Vies détruites, drames individuels, gâchis économique, social, humain, le saccage du secteur industriel public

mardi 5 novembre 2019
par  Alger républicain

Contribution

À la mémoire de Abdelhaq Bouhafs et de Messaoud Chettih

L’Algérie vient de perdre deux cadres de grande valeur qui ont, avec abnégation et dévouement, mis leur savoir et leurs compétences au service du développement et de l’épanouissement de l’Algérie et de son peuple. Deux patriotes humbles, honnêtes et engagés, deux brillants managers, à la tête de deux fleurons de l’industrie algérienne, l’un, Abdelhaq Bouhafs, aux commandes de Sonatrach, l’autre Messaoud Chettih à celles de Sider, dans la sidérurgie. Tous deux victimes emblématiques de la politique de démantèlement et de destruction qui a pris méthodiquement et implacablement pour cible, ces trente dernières années, tout ce que l’Algérie avait entrepris au lendemain de l’indépendance, pour se doter d’un système productif national moderne, solide et cohérent. C’est-à-dire, l’assise matérielle de la consolidation de l’indépendance nationale du pays et du progrès de son peuple.
Homme de conviction et de rigueur, Abdelhaq Bouhafs était connu pour son indépendance d’esprit et son attachement aux principes. A la tête de Sonatrach, il en a payé le prix à deux reprises. Nommé DG de Sonatrach en 1989, Abdelhaq Bouhafs apprendra son limogeage en 1995, en lisant une dépêche de l’APS. Revenu aux commandes de l’entreprise en janvier 2000, il sera de nouveau démis de ses fonctions 13 mois après sa nomination.

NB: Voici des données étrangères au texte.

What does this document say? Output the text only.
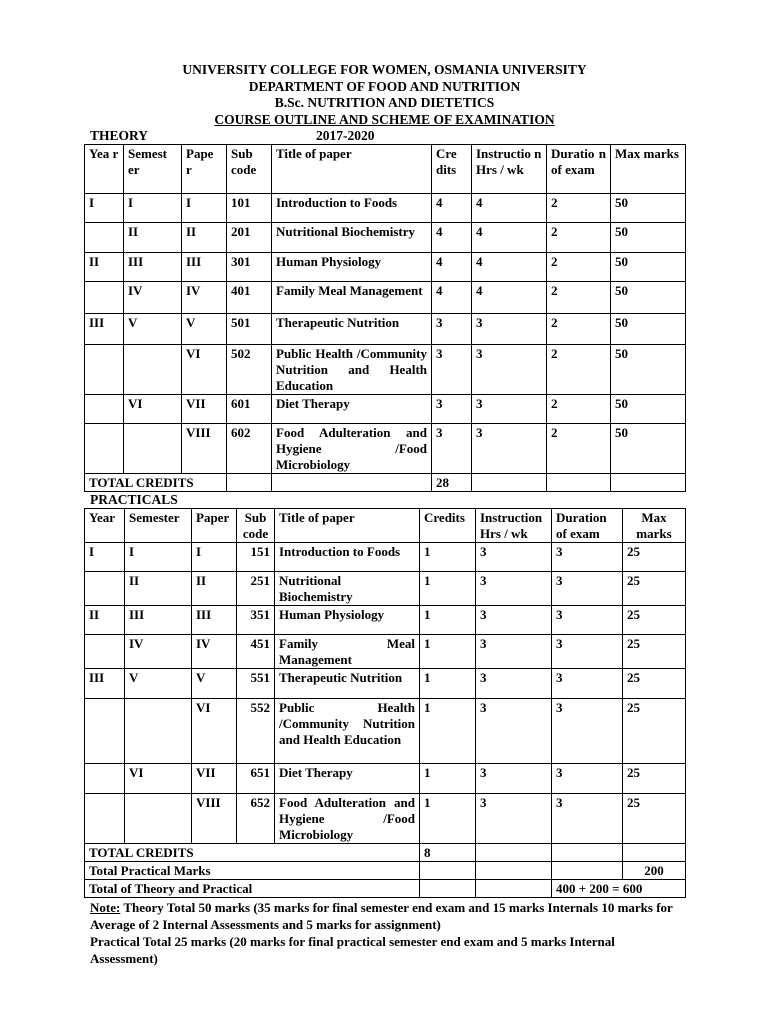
UNIVERSITY COLLEGE FOR WOMEN, OSMANIA UNIVERSITY
DEPARTMENT OF FOOD AND NUTRITION
B.Sc. NUTRITION AND DIETETICS
COURSE OUTLINE AND SCHEME OF EXAMINATION
THEORY	2017-2020
Yea r	Semest er	Pape r	Sub code	Title of paper	Cre dits	Instructio n Hrs / wk	Duratio n of exam	Max marks
I	I	I	101	Introduction to Foods	4	4	2	50
	II	II	201	Nutritional Biochemistry	4	4	2	50
II	III	III	301	Human Physiology	4	4	2	50
	IV	IV	401	Family Meal Management	4	4	2	50
III	V	V	501	Therapeutic Nutrition	3	3	2	50
		VI	502	Public Health /Community Nutrition and Health Education	3	3	2	50
	VI	VII	601	Diet Therapy	3	3	2	50
		VIII	602	Food Adulteration and Hygiene /Food Microbiology	3	3	2	50
TOTAL CREDITS					28			
PRACTICALS
Year	Semester	Paper	Sub code	Title of paper	Credits	Instruction Hrs / wk	Duration of exam	Max marks
I	I	I	151	Introduction to Foods	1	3	3	25
	II	II	251	Nutritional Biochemistry	1	3	3	25
II	III	III	351	Human Physiology	1	3	3	25
	IV	IV	451	Family Meal Management	1	3	3	25
III	V	V	551	Therapeutic Nutrition	1	3	3	25
		VI	552	Public Health /Community Nutrition and Health Education	1	3	3	25
	VI	VII	651	Diet Therapy	1	3	3	25
		VIII	652	Food Adulteration and Hygiene /Food Microbiology	1	3	3	25
TOTAL CREDITS					8			
Total Practical Marks								200
Total of Theory and Practical							400 + 200 = 600	
Note: Theory Total 50 marks (35 marks for final semester end exam and 15 marks Internals 10 marks for Average of 2 Internal Assessments and 5 marks for assignment)
Practical Total 25 marks (20 marks for final practical semester end exam and 5 marks Internal Assessment)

Pour son opposition au projet de loi de Chakib Khelil qui s’inscrivait dans une optique d’abandon de la mission historique de Sonatrach, en tant que locomotive du développement national et instrument de progrès social, avec, en ligne de mire, sa privatisation. Il prendra connaissance de son limogeage dans une déclaration de presse du ministre de l’Energie de l’époque Chakib Khelil.
Comment, lui, le défenseur de l’entreprise publique numéro 1 du pays, pouvait-il être épargné par le rouleau compresseur mis en branle, dès la décennie 1990, précisément pour laminer l’encadrement du secteur des entreprises publiques, tout particulièrement industrielles.

A partir de 1995, le gouvernement va d’abord commencer par écarter les managers des EPE, refusant de les associer à ses décisions, et affichant très clairement l’intention de les éliminer au nom de « l’éradication de la culture dirigiste » (sic !) et conformément aux suggestions de la Banque mondiale.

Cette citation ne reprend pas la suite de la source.